Sechs Jahre lang wohnte er in der Hütte, von 1924 bis 1930, und schrieb dort Erzählungen und vier Romane, »Der Schatz der Sierra Madre« darunter. Danach zog er in ein Haus nach Acapulco um.
Ein einziges Mal noch kehrte er nach Tampico zurück, 1946, um den Regisseur des Films »Der Schatz der Sierra Madre« zu beraten. Mit Humphrey Bogart in der Hauptrolle ist auf der Plaza de la Libertad gedreht worden und an der Heroes del Canonero, der Straße zum Hafen.
Lange Zeit war die Stadt Zentrum der Baumwolle gewesen. Bis um 1900 Öl in der Gegend entdeckt worden ist, und als sich B. Traven die Hütte an der Bahnstation mietete, schien Tampico einzig Ort des Vergnügens zu sein. Mit New Orleans, »The Big Easy« genannt, ist Tampico damals verglichen worden.
Eine Straßenbahn fuhr von der Plaza de la Libertad aus bis zur Playa Miramar hin, dem Badestrand am Golf von Mexiko. In den Villen der Wohnkolonien auf den Hügeln über der Stadt lebten Amerikaner, Engländer, Franzosen, Spanier und Deutsche zusammen mit ihren Frauen.
Unten in den Lagunen badeten die Armen, Männer, die das Geld für die Straßenbahn nicht hatten. Unbekleidet badeten sie, und die Frauen in den Villen sahen ihnen von der Höhe der Oberstadt aus mit Ferngläsern dabei zu.
Vom Flughafen gingen Flüge in alle Richtungen. Schnellboote auf dem Rio Pánuco, dem Fluss, beförderten Schiffskapitäne und Ölbosse hin und her, kreuzten dabei das Fahrwasser der Fähren, die Ölarbeiter zu ihren Camps schafften.

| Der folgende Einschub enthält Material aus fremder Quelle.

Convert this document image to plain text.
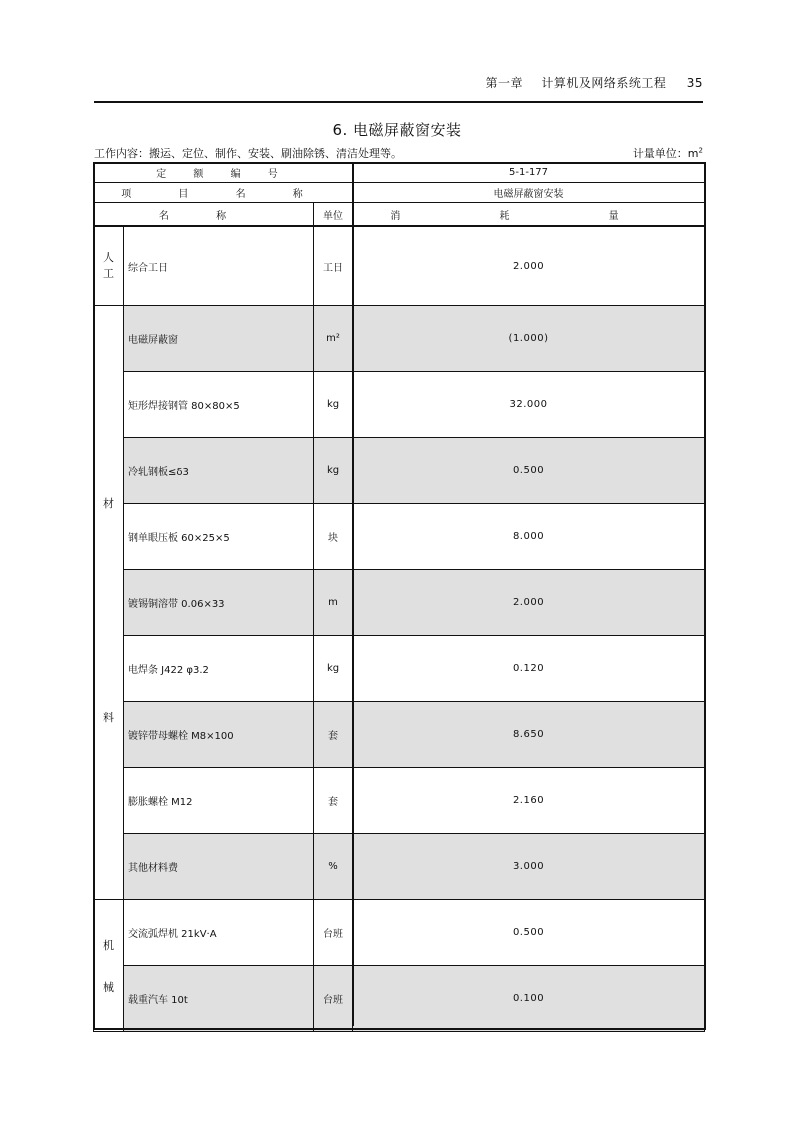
第一章 计算机及网络系统工程 35
6. 电磁屏蔽窗安装
工作内容：搬运、定位、制作、安装、刷油除锈、清洁处理等。	计量单位：$m^2$
定 额 编 号			5-1-177
项 目 名 称			电磁屏蔽窗安装
名 称		单位	消 耗 量
人工	综合工日	工日	2.000

材
料	电磁屏蔽窗	m²	(1.000)
	矩形焊接钢管 80×80×5	kg	32.000
	冷轧钢板≤δ3	kg	0.500
	钢单眼压板 60×25×5	块	8.000
	镀锡铜溶带 0.06×33	m	2.000
	电焊条 J422 φ3.2	kg	0.120
	镀锌带母螺栓 M8×100	套	8.650
	膨胀螺栓 M12	套	2.160
	其他材料费	%	3.000

机
械	交流弧焊机 21kV·A	台班	0.500
	载重汽车 10t	台班	0.100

Vor den Bürohäusern, Banken und vor dem Hotel Riviera standen Reihen von Taxis, die die Fahrgäste zum nächsten Flug oder zum Passagierhafen zu bringen hatten, und chinesische Köche kochten in den Restaurants. Bettler und Huren in den Straßen, Eiswasserverkäufer, Schuhputzer, Brotausträger. Leute dazu, die Löwen- und Tigerfelle zum Kauf anboten. Elend und Überfluss so nahe beieinander wie in keiner anderen mexikanischen Stadt sonst.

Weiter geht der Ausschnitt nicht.